Both Clay and I were still considerably shaken by the fact that Clay had lost both his parents, but the heaviness of what had occurred with Schlatt had put us on an emotional high. I recognised the expressions on Clay's face, now that he allowed us to see them. He had always enjoyed the rush that any kind of power gave him, wether it was after defeating someone in battle, or putting someone in their place as he'd done with Schlatt earlier. He was still high from it now, and it made him appear happy and excited. He and George spent the time we took to eat lunch joking about the whole incident, with Sapnap occasionally chipping in to tease Dream about getting told off by Bad in front of his court, effectively dragging Bad into the conversation. I would ordinarily have joined in, but I was not drunk on power, still feeling as though my heart had been punched out of my chest.

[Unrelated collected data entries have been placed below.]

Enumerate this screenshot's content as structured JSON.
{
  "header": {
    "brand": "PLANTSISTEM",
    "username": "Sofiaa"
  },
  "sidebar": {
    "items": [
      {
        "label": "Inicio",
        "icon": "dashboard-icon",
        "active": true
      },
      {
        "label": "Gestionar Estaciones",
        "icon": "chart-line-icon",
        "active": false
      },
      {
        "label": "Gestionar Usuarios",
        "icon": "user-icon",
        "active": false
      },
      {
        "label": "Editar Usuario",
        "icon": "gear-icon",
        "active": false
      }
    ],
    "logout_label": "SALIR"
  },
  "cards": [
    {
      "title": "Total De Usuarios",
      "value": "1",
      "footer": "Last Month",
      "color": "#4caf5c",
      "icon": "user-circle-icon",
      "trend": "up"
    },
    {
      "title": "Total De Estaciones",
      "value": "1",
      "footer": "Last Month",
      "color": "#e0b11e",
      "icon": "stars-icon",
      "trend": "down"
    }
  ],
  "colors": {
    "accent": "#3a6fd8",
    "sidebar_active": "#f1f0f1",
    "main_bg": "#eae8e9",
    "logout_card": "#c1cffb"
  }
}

The pain was numb, now, but every time a thought of one of my lifelong mentors and guides entered my head, it was like salt had been thrown in the wound. Clay's parents were not here anymore - they never would be again, and I didn't know how I was going to survive without them, particularly Clay's mother. I had exactly zero female friends, and she had been my mentor for as long as I could remember. The majority of the castle guards and servants were male, and although I had a few servants who were women, I did not have a close relationship with any of them. I couldn't blame Clay for trying to numb the pain, pretending that everything was okay. In fact, I wished I could do it myself. But this had to be so much worse for him. I had been too young to remember anything when my biological parents had died, and therefore had not had to go through all the pain of it. Clay would be forced to feel it, at some point, and I only hoped he didn't continue to push it away until it overwhelmed him and consumed him.

"I'm going to go over the list of those who were present at the conference where my parents were killed," said Clay suddenly, startling me into paying attention to their conversation.

"What? Why?" I asked.

"I want to know who killed them," he stated, calmly, and I rose an eyebrow at him. Clay stared back at me, his eyes soft and concerned. "Don't you?"

"Of course I do," I replied. "I just... I don't know Clay, isn't it kinda... soon?"

"Maybe it is," he responded, twirling his fork around his fingers, before stabbing a piece of his chicken salad with perhaps a little more force than necessary. "But if we don't act quickly, they're going to try and remove any evidence left over. I'm not going to let this get to me until I have time to process it."